I felt as if we had celebrated myself so much this year that if we celebrated my birthday as well everyone would feel tired of me. I spent the day by myself celebrating with an all day shopping spree and I had an amazing time but a part of me wanted to spend it with my friends. After my birthday I processed how I was feeling and verbalized it to the people around me and they confirmed that they wanted to celebrate with me. If I had validated my feelings to myself and verbalized how I felt I could have enjoyed one of my favorite days. So today let’s talk about validating our emotions.
The first step to validating our emotions is acknowledging the emotions you are feeling. You can feel more than one feeling at a time. For example, I was feeling scared, upset, and lonely. The next step is allowing yourself to feel the emotions without judgement and with self-validating statements. This would look like “I can cry if I need to” or “it makes sense why I feel this way”. The next step would be to try to process why you are feeling these emotions.

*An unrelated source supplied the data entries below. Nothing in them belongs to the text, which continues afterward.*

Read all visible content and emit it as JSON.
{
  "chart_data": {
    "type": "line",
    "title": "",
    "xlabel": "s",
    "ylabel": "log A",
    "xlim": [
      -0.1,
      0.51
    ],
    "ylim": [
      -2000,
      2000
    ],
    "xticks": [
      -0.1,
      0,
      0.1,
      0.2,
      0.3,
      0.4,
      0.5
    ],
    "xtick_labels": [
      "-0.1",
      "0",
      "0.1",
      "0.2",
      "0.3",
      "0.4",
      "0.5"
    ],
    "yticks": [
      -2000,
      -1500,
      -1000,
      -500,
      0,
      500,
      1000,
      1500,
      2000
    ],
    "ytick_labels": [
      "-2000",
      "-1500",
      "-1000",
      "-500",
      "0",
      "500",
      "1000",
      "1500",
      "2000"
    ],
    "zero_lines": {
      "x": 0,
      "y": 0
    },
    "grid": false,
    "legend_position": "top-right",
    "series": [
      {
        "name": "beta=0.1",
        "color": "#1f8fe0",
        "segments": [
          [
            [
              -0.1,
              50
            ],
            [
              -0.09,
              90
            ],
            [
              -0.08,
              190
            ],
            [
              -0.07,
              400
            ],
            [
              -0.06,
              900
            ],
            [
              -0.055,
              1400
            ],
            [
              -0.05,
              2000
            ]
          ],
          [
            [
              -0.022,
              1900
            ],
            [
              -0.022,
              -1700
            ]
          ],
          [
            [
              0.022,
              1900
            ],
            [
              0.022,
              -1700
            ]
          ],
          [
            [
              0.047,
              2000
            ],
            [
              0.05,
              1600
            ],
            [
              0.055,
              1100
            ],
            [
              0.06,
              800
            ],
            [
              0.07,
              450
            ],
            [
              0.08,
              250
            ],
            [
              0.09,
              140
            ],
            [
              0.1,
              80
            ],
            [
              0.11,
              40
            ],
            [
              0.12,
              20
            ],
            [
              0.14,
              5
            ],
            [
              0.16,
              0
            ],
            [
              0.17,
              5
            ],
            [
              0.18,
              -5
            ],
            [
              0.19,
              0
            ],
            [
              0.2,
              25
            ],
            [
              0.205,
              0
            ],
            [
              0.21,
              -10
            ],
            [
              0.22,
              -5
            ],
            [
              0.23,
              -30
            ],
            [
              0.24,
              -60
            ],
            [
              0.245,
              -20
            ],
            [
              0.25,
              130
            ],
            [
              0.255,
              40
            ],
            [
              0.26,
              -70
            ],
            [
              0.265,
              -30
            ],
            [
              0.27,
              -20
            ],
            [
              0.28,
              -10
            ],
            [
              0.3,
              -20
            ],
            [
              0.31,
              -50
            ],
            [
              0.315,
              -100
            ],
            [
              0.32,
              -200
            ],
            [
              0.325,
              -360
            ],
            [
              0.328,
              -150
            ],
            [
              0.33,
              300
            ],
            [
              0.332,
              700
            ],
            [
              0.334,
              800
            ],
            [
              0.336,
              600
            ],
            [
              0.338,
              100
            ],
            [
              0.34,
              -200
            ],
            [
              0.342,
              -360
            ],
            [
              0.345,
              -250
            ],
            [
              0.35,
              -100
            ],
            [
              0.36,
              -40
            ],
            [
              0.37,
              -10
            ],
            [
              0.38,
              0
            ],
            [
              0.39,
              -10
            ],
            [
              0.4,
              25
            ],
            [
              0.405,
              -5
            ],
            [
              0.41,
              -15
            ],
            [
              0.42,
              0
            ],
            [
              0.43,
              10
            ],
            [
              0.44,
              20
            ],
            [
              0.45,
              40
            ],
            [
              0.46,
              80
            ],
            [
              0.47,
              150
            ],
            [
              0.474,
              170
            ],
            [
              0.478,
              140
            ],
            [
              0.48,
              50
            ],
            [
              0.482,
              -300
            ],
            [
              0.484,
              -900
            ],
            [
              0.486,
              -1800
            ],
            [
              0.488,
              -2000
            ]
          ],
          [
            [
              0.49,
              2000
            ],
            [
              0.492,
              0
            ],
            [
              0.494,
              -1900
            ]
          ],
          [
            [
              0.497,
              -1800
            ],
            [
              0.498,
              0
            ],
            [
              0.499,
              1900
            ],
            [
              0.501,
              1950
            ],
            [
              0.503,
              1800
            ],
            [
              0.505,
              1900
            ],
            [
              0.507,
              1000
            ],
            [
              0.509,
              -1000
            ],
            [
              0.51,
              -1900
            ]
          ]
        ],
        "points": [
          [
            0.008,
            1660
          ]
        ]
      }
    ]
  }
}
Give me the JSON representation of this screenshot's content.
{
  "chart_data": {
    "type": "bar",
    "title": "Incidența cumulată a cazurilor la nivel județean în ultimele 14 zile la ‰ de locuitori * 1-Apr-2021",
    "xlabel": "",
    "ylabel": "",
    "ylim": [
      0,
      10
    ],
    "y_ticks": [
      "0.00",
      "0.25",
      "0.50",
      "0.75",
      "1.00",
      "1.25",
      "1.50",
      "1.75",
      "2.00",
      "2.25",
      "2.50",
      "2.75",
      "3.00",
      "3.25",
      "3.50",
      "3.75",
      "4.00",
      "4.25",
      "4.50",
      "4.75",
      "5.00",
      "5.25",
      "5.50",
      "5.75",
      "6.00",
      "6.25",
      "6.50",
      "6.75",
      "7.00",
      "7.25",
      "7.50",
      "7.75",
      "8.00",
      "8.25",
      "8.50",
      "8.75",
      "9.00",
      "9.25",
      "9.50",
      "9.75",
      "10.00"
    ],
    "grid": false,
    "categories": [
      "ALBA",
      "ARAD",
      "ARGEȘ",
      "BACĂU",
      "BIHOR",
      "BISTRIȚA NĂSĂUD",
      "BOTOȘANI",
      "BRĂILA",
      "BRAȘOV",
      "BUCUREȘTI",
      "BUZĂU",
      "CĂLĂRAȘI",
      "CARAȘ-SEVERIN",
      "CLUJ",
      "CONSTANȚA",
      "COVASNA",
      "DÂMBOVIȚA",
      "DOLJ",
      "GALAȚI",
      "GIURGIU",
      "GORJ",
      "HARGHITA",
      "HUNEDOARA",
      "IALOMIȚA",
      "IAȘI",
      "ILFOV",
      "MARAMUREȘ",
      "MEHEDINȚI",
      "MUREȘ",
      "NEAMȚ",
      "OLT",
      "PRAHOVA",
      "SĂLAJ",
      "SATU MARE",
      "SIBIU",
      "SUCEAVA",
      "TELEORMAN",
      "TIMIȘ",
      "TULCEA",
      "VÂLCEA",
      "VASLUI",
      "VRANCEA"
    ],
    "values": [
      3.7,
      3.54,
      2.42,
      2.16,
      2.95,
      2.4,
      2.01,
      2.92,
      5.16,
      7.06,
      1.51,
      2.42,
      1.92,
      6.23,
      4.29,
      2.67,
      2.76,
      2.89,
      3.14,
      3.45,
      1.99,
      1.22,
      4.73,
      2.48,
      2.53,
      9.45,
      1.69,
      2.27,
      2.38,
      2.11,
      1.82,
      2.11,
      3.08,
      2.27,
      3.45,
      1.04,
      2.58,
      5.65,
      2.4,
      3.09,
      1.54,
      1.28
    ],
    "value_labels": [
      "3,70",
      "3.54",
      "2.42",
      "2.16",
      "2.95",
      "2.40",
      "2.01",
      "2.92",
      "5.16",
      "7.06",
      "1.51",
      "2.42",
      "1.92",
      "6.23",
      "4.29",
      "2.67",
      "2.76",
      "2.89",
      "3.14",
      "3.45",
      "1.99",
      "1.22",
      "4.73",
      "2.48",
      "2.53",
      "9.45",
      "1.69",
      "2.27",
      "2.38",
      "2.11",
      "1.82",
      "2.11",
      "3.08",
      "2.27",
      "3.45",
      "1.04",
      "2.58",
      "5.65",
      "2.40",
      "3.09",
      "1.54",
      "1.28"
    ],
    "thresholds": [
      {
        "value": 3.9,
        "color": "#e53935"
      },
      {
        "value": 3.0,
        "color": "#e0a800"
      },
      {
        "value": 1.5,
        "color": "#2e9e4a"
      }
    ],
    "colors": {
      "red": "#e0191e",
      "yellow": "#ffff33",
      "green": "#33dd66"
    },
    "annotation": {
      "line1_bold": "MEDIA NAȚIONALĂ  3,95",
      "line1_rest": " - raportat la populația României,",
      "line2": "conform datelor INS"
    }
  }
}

In my situation I felt that if I celebrate myself and my accomplishments people would be tired of me because I have had people in the past tell me I receive praise too often. One person was unable to handle my personal achievements and I led myself to believe others wouldn’t be able to as well. Validating emotions is difficult when it is your own, but learning to comfort yourself is essential. When I took the time to validate my feelings it made it easier for me to communicate them. When I was able to communicate them well others were able to understand how I was feeling as well.